I think what Gerinski is asking is if the coordinate radius (or reduced circumference) of the neutron star matches the proper radius of the neutron star. If we consider the Schwarzschild vacuum solution, the proper change in distance up to the neutron star surface is-

$$dr'=dr\left(1-\frac{2M}{r}\right)^{-1/2}$$

considering the Schwarzschild interior solution, the proper change in distance within the neutron star might be-

$$dr'=dr\left(1-\frac{2Mr^2}{R^3}\right)^{-1/2}$$

where R is the r coordinate at the surface of the NS and M=Gm/c2

Based on the above and assuming a coordinate radius of 10 km (which is smaller than QM predicts) at the surface of a 2 sol mass neutron star, we can see that when r=10 km, the two solutions match (dr'=1.563dr). As we progress down through the NS, using the interior solution, the difference between dr and dr' reduces until dr=dr' at the centre.

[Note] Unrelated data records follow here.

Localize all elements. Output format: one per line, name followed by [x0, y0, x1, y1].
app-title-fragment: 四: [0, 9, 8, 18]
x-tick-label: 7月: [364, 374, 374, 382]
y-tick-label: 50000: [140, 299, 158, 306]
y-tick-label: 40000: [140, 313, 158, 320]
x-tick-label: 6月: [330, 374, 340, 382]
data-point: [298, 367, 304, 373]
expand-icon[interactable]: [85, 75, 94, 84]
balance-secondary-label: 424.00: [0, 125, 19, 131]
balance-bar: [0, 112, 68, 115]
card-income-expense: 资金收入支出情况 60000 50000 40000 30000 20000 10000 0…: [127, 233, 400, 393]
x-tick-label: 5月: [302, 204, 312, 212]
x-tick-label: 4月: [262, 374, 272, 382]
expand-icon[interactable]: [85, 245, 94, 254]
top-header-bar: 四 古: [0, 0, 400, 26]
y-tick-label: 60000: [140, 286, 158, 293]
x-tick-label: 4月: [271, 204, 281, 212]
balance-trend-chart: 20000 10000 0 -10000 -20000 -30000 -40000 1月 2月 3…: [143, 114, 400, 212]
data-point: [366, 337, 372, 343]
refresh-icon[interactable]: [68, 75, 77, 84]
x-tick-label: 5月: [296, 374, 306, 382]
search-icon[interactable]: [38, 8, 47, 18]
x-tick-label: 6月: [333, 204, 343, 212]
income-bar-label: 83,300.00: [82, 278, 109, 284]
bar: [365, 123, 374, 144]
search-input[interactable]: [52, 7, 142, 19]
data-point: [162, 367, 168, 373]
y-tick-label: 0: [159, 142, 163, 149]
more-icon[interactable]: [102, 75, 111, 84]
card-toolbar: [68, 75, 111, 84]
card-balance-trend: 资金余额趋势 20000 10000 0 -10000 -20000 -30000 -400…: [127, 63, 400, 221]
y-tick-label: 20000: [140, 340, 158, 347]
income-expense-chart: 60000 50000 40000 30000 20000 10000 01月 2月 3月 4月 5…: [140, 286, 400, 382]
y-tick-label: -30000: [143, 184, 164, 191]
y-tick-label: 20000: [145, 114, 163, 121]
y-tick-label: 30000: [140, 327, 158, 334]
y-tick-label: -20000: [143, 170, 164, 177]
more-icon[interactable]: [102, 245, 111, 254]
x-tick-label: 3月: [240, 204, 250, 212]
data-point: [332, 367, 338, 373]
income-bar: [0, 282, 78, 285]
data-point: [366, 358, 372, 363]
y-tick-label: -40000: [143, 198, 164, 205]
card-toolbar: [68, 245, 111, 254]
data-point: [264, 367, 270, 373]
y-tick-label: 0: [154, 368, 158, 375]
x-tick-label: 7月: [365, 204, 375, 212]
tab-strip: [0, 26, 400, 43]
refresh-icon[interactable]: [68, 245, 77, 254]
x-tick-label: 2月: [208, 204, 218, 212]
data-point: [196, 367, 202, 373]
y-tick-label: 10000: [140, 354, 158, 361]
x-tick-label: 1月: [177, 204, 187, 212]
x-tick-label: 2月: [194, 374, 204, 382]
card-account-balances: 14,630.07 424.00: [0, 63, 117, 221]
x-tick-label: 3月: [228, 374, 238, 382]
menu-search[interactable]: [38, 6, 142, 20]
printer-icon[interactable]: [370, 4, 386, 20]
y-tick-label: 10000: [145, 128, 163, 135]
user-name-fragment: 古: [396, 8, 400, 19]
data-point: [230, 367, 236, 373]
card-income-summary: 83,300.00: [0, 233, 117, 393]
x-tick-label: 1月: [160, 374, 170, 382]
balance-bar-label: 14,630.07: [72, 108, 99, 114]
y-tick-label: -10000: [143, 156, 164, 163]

Based on dr' calculated at various interior coordinate radii we get an average of dr'=1.2dr from surface to centre which provides an approx. proper radius of 12 km for the NS which is closer to the radius predicted for a 2 sol mass NS by QM. So in answer to your question, I'm going to say yes, a static neutron star would appear smaller due to the warping of space (i.e. a neutron star with a predicted radius of 12 km might appear to an observer to have a radius of something in the region of 10 km) but it would occupy the same volume as predicted by QM.

Interior metric- https://www.physicsforums.com/showpost.php?p=1543402&postcount=8

Last edited: Mar 27, 2009
6. Mar 26, 2009

### Gerinski

Thanks Steve, as a layman I can't fully grasp all of your math but you seem to have understood my question and your reply seems to confirm my intuition that the space warp caused by a very massive object in the very space it occupies contributes to a smaller apparent size of the object to an external observer.

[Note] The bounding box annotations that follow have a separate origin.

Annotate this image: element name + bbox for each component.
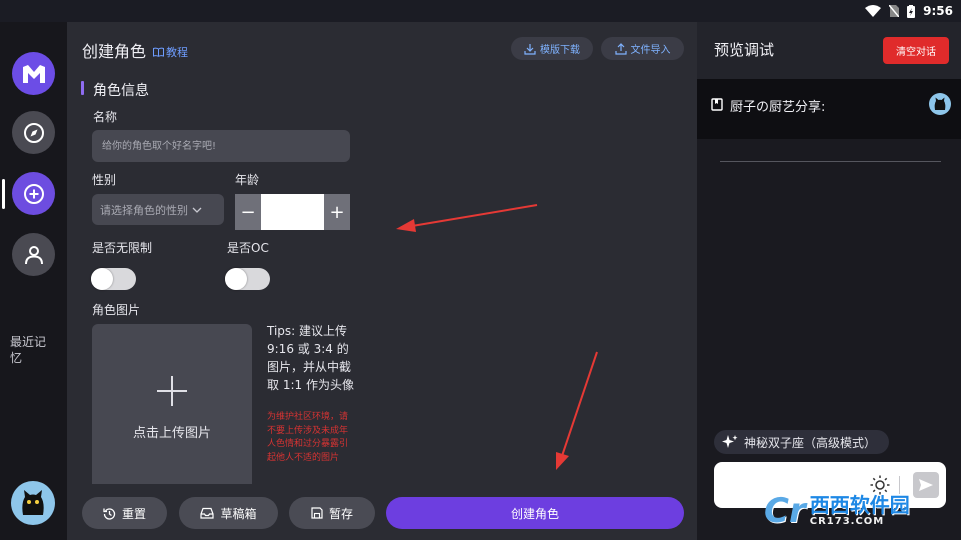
unlimited-toggle[interactable] bbox=[91, 268, 136, 290]
download-icon bbox=[524, 43, 536, 55]
age-decrement-button[interactable]: − bbox=[235, 194, 261, 230]
upload-icon bbox=[614, 42, 627, 55]
inbox-icon bbox=[200, 507, 215, 519]
create-character-button[interactable]: 创建角色 bbox=[386, 497, 684, 529]
clear-chat-button[interactable]: 清空对话 bbox=[883, 37, 949, 64]
sparkle-icon bbox=[722, 435, 738, 448]
recent-memory-link[interactable]: 最近记忆 bbox=[10, 334, 50, 366]
age-value-input[interactable] bbox=[261, 194, 324, 230]
plus-icon bbox=[157, 375, 187, 406]
nav-active-indicator bbox=[2, 179, 5, 209]
template-download-button[interactable]: 模版下载 bbox=[511, 37, 593, 60]
bottom-action-bar: 重置 草稿箱 暂存 创建角色 bbox=[67, 485, 696, 540]
watermark-logo: Cr bbox=[764, 491, 806, 531]
app-logo-icon bbox=[22, 64, 45, 83]
preview-title: 预览调试 bbox=[714, 41, 775, 59]
divider bbox=[720, 161, 941, 162]
page-title: 创建角色 bbox=[82, 42, 147, 61]
drafts-label: 草稿箱 bbox=[220, 506, 257, 521]
character-avatar bbox=[929, 93, 951, 115]
status-bar: 9:56 bbox=[0, 0, 961, 22]
unlimited-label: 是否无限制 bbox=[92, 241, 153, 255]
plus-circle-icon bbox=[23, 183, 44, 204]
cat-avatar-icon bbox=[22, 490, 44, 515]
book-open-icon bbox=[153, 47, 164, 57]
drafts-button[interactable]: 草稿箱 bbox=[179, 497, 278, 529]
nav-create-button[interactable] bbox=[12, 172, 55, 215]
file-import-label: 文件导入 bbox=[630, 45, 671, 56]
app-logo-button[interactable] bbox=[12, 52, 55, 95]
upload-warning: 为维护社区环境，请不要上传涉及未成年人色情和过分暴露引起他人不适的图片 bbox=[267, 412, 349, 463]
card-title: 厨子の厨艺分享: bbox=[730, 100, 826, 115]
oc-label: 是否OC bbox=[227, 241, 269, 255]
tutorial-link[interactable]: 教程 bbox=[153, 44, 188, 60]
compass-icon bbox=[23, 122, 44, 143]
model-selector[interactable]: 神秘双子座（高级模式） bbox=[714, 430, 889, 454]
watermark-domain: CR173.COM bbox=[809, 516, 885, 527]
user-icon bbox=[24, 245, 43, 264]
age-stepper: − + bbox=[235, 194, 350, 230]
save-icon bbox=[311, 507, 323, 519]
battery-charging-icon bbox=[907, 4, 916, 18]
watermark-name: 西西软件园 bbox=[809, 493, 910, 517]
model-label: 神秘双子座（高级模式） bbox=[744, 435, 877, 450]
chevron-down-icon bbox=[192, 207, 202, 213]
character-preview-card: 厨子の厨艺分享: bbox=[697, 79, 961, 139]
create-character-panel: 创建角色 教程 模版下载 文件导入 角色信息 名称 性别 请选择角色的性别 年龄… bbox=[67, 22, 696, 540]
toggle-knob bbox=[91, 268, 113, 290]
section-accent-bar bbox=[81, 81, 84, 95]
history-icon bbox=[103, 507, 116, 520]
oc-toggle[interactable] bbox=[225, 268, 270, 290]
age-increment-button[interactable]: + bbox=[324, 194, 350, 230]
file-import-button[interactable]: 文件导入 bbox=[601, 37, 684, 60]
nav-rail: 最近记忆 bbox=[0, 22, 67, 540]
gender-select-value: 请选择角色的性别 bbox=[100, 203, 188, 217]
reset-button[interactable]: 重置 bbox=[82, 497, 167, 529]
wifi-icon bbox=[865, 5, 882, 17]
gender-select[interactable]: 请选择角色的性别 bbox=[92, 194, 224, 225]
gender-label: 性别 bbox=[92, 173, 117, 187]
name-label: 名称 bbox=[93, 110, 118, 124]
status-time: 9:56 bbox=[923, 4, 953, 18]
toggle-knob bbox=[225, 268, 247, 290]
nav-profile-button[interactable] bbox=[12, 233, 55, 276]
save-label: 暂存 bbox=[328, 506, 353, 521]
tutorial-label: 教程 bbox=[166, 46, 188, 59]
image-upload-area[interactable]: 点击上传图片 bbox=[92, 324, 252, 484]
section-title: 角色信息 bbox=[93, 83, 149, 99]
user-avatar[interactable] bbox=[11, 481, 55, 525]
upload-tips: Tips: 建议上传 9:16 或 3:4 的图片，并从中截取 1:1 作为头像 bbox=[267, 324, 354, 392]
nav-explore-button[interactable] bbox=[12, 111, 55, 154]
upload-label: 点击上传图片 bbox=[132, 425, 211, 441]
save-button[interactable]: 暂存 bbox=[289, 497, 375, 529]
book-icon bbox=[711, 98, 723, 111]
preview-panel: 预览调试 清空对话 厨子の厨艺分享: 神秘双子座（高级模式） bbox=[696, 22, 961, 540]
site-watermark: Cr 西西软件园 CR173.COM bbox=[764, 490, 944, 532]
template-download-label: 模版下载 bbox=[540, 45, 580, 56]
image-label: 角色图片 bbox=[92, 303, 141, 317]
preview-header: 预览调试 清空对话 bbox=[697, 22, 961, 79]
reset-label: 重置 bbox=[121, 506, 146, 521]
cat-avatar-icon bbox=[934, 97, 946, 110]
name-input[interactable] bbox=[92, 130, 350, 162]
age-label: 年龄 bbox=[235, 173, 260, 187]
no-sim-icon bbox=[889, 5, 900, 17]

Just to get rid of a couple of doubts:
1. your last sentence that "the NS would appear smaller than its predicted radius, while it would occupy the same volume" stems from the fact that the measuring units in that region shrink as well (from the external observer's viewpoint) so the locally measured volume is always the same. Right ?

2. AT's reply simply reconfirms the same: an observed volume of space occupied by a massive body actually contains more space than the size it looks. The same but said the other way around.

7. Mar 27, 2009

### stevebd1

Hi Gerinski

1) Yes, volume would be based on the proper radius (12 km in this case)

2) Yes

Last edited: Mar 27, 2009
8. Mar 27, 2009

### Phrak

Nicely done steve, though I think you have a sign error in

$$dr'=dr\left(1-\frac{2M}{r}\right)^{-1/2}$$

where it should be

$$dr'=dr\left(1+\frac{2M}{r}\right)^{-1/2} ,$$

shouldn't it? M, the Schwarzschild radius, is much smaller than r. Would this change anything?

Last edited: Mar 27, 2009
9. Mar 27, 2009

### stevebd1

Hi Phrak

Click on the link and you'll see where the second equation originates from.

Last edited: Mar 28, 2009
10. Mar 29, 2009

### Phrak

OK. It looks good. I made a sign error.